Angular Gradient Sign Method: Uncovering Vulnerabilities in Hyperbolic Networks
Minsoo Jo, Dongyoon Yang, Taesup Kim
TL;DR
This work evaluates adversarial robustness in hyperbolic neural networks and demonstrates that conventional Euclidean attacks may fail to fully exploit hyperbolic geometry. It introduces the Angular Gradient Sign Method (AGSM), which computes gradients in the tangent space, decomposes perturbations into radial and angular components, and backpropagates only the angular direction to craft perturbations. The approach is extended to Projected Angular Gradient Descent (PAGD) for multi-step attacks, with extensive experiments on image classification (Poincaré ResNet) and cross-modal retrieval (HyCoCLIP) showing superior fooling rates and larger semantic disruption than baselines.
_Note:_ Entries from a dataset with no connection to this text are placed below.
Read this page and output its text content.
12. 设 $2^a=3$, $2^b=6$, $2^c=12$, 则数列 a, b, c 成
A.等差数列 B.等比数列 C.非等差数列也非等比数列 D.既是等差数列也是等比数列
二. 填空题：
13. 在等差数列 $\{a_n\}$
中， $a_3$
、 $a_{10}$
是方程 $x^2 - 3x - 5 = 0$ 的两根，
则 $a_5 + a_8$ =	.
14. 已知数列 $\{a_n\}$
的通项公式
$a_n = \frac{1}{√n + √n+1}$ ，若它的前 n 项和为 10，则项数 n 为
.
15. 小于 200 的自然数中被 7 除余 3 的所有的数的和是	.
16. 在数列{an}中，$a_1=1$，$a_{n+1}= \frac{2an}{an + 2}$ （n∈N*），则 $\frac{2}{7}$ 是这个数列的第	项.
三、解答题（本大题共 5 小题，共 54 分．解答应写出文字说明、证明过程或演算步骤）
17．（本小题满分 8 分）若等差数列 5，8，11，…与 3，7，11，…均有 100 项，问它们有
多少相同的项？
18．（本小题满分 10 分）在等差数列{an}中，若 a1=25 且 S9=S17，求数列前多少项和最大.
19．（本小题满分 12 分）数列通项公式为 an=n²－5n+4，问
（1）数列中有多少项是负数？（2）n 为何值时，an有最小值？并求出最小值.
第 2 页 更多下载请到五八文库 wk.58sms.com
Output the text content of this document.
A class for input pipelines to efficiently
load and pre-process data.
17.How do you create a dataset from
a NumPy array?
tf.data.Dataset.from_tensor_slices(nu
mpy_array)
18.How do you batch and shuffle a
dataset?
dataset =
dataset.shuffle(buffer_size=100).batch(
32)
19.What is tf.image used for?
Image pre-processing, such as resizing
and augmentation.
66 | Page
The findings emphasize the need for geometry-aware defenses in curved representation spaces and provide a principled framework for probing vulnerabilities of hierarchical hyperbolic embeddings.
Abstract
Adversarial examples in neural networks have been extensively studied in Euclidean geometry, but recent advances in \textit{hyperbolic networks} call for a reevaluation of attack strategies in non-Euclidean geometries. Existing methods such as FGSM and PGD apply perturbations without regard to the underlying hyperbolic structure, potentially leading to inefficient or geometrically inconsistent attacks. In this work, we propose a novel adversarial attack that explicitly leverages the geometric properties of hyperbolic space. Specifically, we compute the gradient of the loss function in the tangent space of hyperbolic space, decompose it into a radial (depth) component and an angular (semantic) component, and apply perturbation derived solely from the angular direction. Our method generates adversarial examples by focusing perturbations in semantically sensitive directions encoded in angular movement within the hyperbolic geometry. Empirical results on image classification, cross-modal retrieval tasks and network architectures demonstrate that our attack achieves higher fooling rates than conventional adversarial attacks, while producing high-impact perturbations with deeper insights into vulnerabilities of hyperbolic embeddings. This work highlights the importance of geometry-aware adversarial strategies in curved representation spaces and provides a principled framework for attacking hierarchical embeddings.